Gustavo passou para o seu assento ao lado de Miguel.
– Como você está Amélia? - perguntou Gustavo, após se acomodar.
– Do jeito que dá – respondeu ela, friamente.
– Sinto muito pelo seu marido.
– Sente mesmo?
Miguel interrompeu:
– Vocês já se conhecem?
– Eu sou amigo da sua mãe – contou Gustavo.
– Na verdade, ex-professor – falou Amélia.
– Meu nome é Miguel – apresentou-se o garoto.
– Prazer Miguel, eu sou o Gustavo – cumprimentou, apertando a mão do garoto.
– Você gosta de figurinhas?
– Quando eu era pequeno tinha várias álbuns.
– Quer ver o meu?
– É claro.
Gustavo e Miguel conversaram animadamente durante todo o vôo de São Paulo a Porto Alegre.
O piloto informou que estavam prestes a aterrisar.
Miguel falou a Gustavo:
– Você é legal, quer ser meu amigo?
– Pensei que eu já fosse seu amigo.
– E já é. Posso te adicionar nas redes sociais?
– Claro.

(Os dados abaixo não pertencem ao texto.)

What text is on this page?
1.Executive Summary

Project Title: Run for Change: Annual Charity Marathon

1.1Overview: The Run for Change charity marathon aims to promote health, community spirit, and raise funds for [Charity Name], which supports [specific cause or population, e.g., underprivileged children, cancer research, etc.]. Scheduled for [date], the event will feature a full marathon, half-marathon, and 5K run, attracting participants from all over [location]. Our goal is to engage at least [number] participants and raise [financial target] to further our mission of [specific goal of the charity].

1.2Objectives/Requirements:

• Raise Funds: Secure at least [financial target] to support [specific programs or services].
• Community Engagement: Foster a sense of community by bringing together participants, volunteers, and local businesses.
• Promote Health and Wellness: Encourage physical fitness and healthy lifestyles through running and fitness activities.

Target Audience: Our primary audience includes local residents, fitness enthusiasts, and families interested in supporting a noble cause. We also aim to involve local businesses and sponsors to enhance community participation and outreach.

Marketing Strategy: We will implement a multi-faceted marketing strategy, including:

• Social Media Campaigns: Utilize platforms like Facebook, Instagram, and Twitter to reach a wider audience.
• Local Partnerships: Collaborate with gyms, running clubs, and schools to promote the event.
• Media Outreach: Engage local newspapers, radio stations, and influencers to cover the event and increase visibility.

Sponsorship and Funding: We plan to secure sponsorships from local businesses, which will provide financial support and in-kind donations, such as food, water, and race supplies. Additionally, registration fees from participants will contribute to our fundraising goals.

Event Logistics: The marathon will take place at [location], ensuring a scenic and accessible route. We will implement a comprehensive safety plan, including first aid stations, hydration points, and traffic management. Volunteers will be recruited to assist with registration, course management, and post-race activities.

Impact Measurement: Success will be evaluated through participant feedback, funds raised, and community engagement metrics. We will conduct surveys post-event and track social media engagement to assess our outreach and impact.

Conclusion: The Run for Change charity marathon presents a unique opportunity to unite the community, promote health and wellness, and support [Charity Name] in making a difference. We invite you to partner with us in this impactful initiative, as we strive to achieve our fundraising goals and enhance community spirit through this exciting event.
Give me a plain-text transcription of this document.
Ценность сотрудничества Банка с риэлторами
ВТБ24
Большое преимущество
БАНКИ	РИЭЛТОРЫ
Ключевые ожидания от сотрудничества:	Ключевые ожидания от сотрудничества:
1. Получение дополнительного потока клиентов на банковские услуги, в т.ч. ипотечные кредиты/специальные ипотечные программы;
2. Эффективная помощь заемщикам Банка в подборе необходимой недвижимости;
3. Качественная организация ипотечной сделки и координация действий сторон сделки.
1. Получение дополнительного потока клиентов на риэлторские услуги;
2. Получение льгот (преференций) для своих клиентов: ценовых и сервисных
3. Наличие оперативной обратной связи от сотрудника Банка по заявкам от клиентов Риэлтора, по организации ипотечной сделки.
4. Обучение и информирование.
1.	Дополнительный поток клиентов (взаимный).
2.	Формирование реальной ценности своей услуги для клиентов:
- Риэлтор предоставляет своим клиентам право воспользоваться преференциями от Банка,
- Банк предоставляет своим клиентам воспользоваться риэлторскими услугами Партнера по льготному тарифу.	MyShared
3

Estou nos contatos da sua mãe.
Amélia interveio:
– Não gosto de Miguel entre muito em redes sociais, só nos finais de semana, com a minha supervisão.

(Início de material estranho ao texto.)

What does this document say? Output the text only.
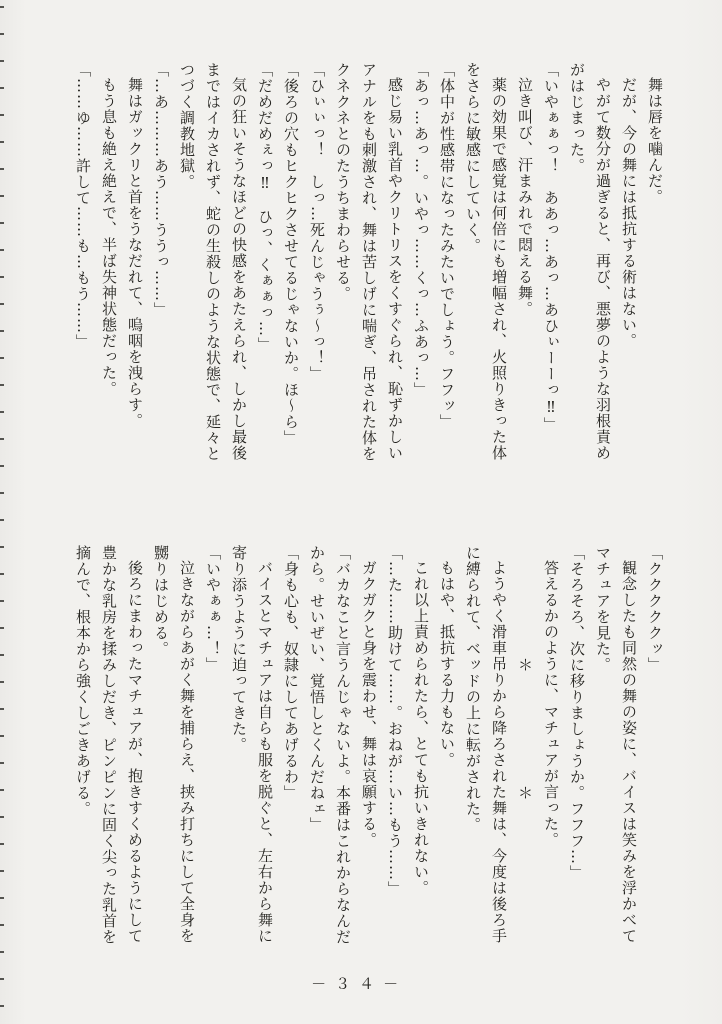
舞は唇を噛んだ。

だが、今の舞には抵抗する術はない。

やがて数分が過ぎると、再び、悪夢のような羽根責めがはじまった。

「いやぁぁっ！　ああっ…あっ…あひぃーーっ‼」

泣き叫び、汗まみれで悶える舞。

薬の効果で感覚は何倍にも増幅され、火照りきった体をさらに敏感にしていく。

「体中が性感帯になったみたいでしょう。フフッ」

「あっ…あっ…。いやっ……くっ…ふあっ…」

感じ易い乳首やクリトリスをくすぐられ、恥ずかしいアナルをも刺激され、舞は苦しげに喘ぎ、吊された体をクネクネとのたうちまわらせる。

「ひぃぃっ！　しっ…死んじゃうぅ〜っ！」

「後ろの穴もヒクヒクさせてるじゃないか。ほ〜ら」

「だめだめぇっ‼　ひっ、くぁぁっ…」

気の狂いそうなほどの快感をあたえられ、しかし最後まではイカされず、蛇の生殺しのような状態で、延々とつづく調教地獄。

「…あ………あう……ううっ……」

舞はガックリと首をうなだれて、嗚咽を洩らす。

もう息も絶え絶えで、半ば失神状態だった。

「……ゆ……許して……も…もう……」

「クククククッ」

観念したも同然の舞の姿に、バイスは笑みを浮かべてマチュアを見た。

「そろそろ、次に移りましょうか。フフフ…」

答えるかのように、マチュアが言った。

　　　　　　　＊　　　　　　　＊

ようやく滑車吊りから降ろされた舞は、今度は後ろ手に縛られて、ベッドの上に転がされた。

もはや、抵抗する力もない。

これ以上責められたら、とても抗いきれない。

「…た……助けて……。おねが…い…もう……」

ガクガクと身を震わせ、舞は哀願する。

「バカなこと言うんじゃないよ。本番はこれからなんだから。せいぜい、覚悟しとくんだねェ」

「身も心も、奴隷にしてあげるわ」

バイスとマチュアは自らも服を脱ぐと、左右から舞に寄り添うように迫ってきた。

「いやぁぁ…！」

泣きながらあがく舞を捕らえ、挟み打ちにして全身を嬲りはじめる。

後ろにまわったマチュアが、抱きすくめるようにして豊かな乳房を揉みしだき、ピンピンに固く尖った乳首を摘んで、根本から強くしごきあげる。

－３４－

– Você pode supervisionar o que converso com ele – respondeu Gustavo.
O avião aterrisou, foram todos pegar suas malas na esteira. Gustavo perguntou:
– Vocês estão de carro?
– Vamos pegar um táxi – respondeu Amélia.
– Eu levo vocês.
– Não precisa.
– Eu quero ir com ele, mamãe – pediu Miguel.

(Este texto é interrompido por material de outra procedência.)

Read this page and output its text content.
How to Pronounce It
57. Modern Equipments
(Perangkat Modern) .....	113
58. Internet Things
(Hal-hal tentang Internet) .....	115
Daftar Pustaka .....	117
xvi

No carro, a conversa de Gustavo e Miguel continuou. O garoto perguntou:
– Você é solteiro Gustavo?
– Eu estou solteiro sim.
– Minha mãe também está, vocês podiam namorar né?
– Miguel! - falou Amélia, em tom de repreensão – Sua mãe não está solteira, está viúva.
– Mas vúva também não tem marido e pode ter um – observou o menino.
Gustavo riu e Amélia ficou constrangida.
Assim que chegaram ao apartamento, Amélia chamou Miguel para conversar:
– Não gostei nada do que fez, falando aquela besteira para o Gustavo. Eu entendo que esteja sentindo falta de um pai, mas, acredite, Gustavo não é a pessoa mais indicada para ser o seu pai, ele tá velho e nunca teve filhos.
– Mas ele gostou de mim.
– Aguentou você por algumas horas, duvido que teria paciência o tempo todo. Ele tá acostumado com a vida livre de solteirão dele, não iria querer assumir a responsabilidade de uma família. Além disso, eu estou muito bem sozinha. Temos um ao outro e não precisamos de mais ninguém, entendeu?
– Eu só queria que você voltasse a ser feliz mamãe. Eu vejo que seus olhos são tristes desde que o papai morreu.
– Eu sinto falta do seu pai, sofro de saudade, mas vai passar. Eu vou superar isso e você também. Não fique tentando me arrumar um namorado e nada de adicionar o Gustavo em redes sociais.
Miguel não foi muito obediente. Só esperou Amélia entrar no banho para entrar na nternet, acessar uma rede social, vasculhar os contatos da mãe e adicionar Gustavo.